Sandra has been a Chocolate Factory artist for some four years. Asked how she felt about the somewhat unfashionable area, she asserts that this is irrelevant since once she passes the gates she enters her own private heaven. She had been painting for several years before taking over her own studio, but her personal journey through life has brought her into several creative arenas. That she has a talent for self-reinvention is borne out by her various accomplishments in the field of dance, music and visual art. Romantically, she ran away from home at sixteen to join a troupe of dancers, having trained first in classical then in modern dance. Then followed a career in music management, working with the hugely successful band, Eurhythmics. She married John Turnbull, a member of the Blockheads, who knew Dave Stewart, and in her words, just ‘fell into’ the music business. One cannot help but feel, though, that her personality, enthusiasm and energy were qualities that inspired the confidence people placed in her. For a woman, then even more than now, it was a battle every day to succeed in a business universally accepted as cutthroat. She realised early on the impact that would be made by the Internet, and embraced rather than feared it, predicting that the industry would of necessity reinvent itself.

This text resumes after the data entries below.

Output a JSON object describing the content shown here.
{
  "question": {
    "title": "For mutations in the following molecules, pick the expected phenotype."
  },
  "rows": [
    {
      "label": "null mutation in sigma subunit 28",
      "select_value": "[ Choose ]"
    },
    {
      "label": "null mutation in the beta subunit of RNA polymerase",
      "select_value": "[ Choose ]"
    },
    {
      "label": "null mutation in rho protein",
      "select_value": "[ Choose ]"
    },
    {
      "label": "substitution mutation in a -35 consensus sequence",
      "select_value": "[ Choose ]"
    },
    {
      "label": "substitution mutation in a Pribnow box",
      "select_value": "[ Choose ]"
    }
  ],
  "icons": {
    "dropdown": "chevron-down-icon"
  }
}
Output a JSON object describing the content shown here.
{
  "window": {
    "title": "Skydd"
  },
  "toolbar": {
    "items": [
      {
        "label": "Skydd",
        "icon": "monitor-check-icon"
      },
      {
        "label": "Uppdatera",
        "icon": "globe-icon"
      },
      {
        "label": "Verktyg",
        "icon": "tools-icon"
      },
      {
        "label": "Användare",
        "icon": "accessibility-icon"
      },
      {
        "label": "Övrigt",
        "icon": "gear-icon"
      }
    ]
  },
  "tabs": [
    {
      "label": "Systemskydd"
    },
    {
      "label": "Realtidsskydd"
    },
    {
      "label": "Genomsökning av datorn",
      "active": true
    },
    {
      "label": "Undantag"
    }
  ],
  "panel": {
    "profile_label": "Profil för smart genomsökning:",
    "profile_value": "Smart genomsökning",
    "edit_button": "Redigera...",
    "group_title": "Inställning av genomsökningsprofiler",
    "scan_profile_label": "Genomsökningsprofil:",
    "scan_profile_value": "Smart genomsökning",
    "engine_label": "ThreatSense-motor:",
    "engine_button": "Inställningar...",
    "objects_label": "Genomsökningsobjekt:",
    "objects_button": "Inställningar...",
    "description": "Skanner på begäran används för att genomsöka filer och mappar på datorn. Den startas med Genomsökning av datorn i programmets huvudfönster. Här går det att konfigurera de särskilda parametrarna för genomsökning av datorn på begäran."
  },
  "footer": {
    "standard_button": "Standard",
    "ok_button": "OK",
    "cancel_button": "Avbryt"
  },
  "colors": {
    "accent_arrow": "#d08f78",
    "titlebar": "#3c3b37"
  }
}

Sandra needed to do other things, and painting became more and more important to her. Asked about the pornographic/erotic element in her work, she is unequivocally assured. Part of the inspiration for her paintings she found visiting lap-dancing clubs and getting to know the women who routinely strut their stuff, as well as being fascinated by the reaction on the faces of the clients, especially when compared to the nonchalance of their entertainers. She has no interest in telling an unhappy story in her more erotic work and indeed there is a joyful feeling about them that beams through the vivid colours and lively composition.

No one thing, however, is enough of a life for Sandra Turnbull. She addresses other media with typical confidence and spends two days a week teaching Pilates, as well as, most recently and astonishingly, training in the martial art of Iaido – the technique of Japanese sword drawing – complete with extraordinary costume!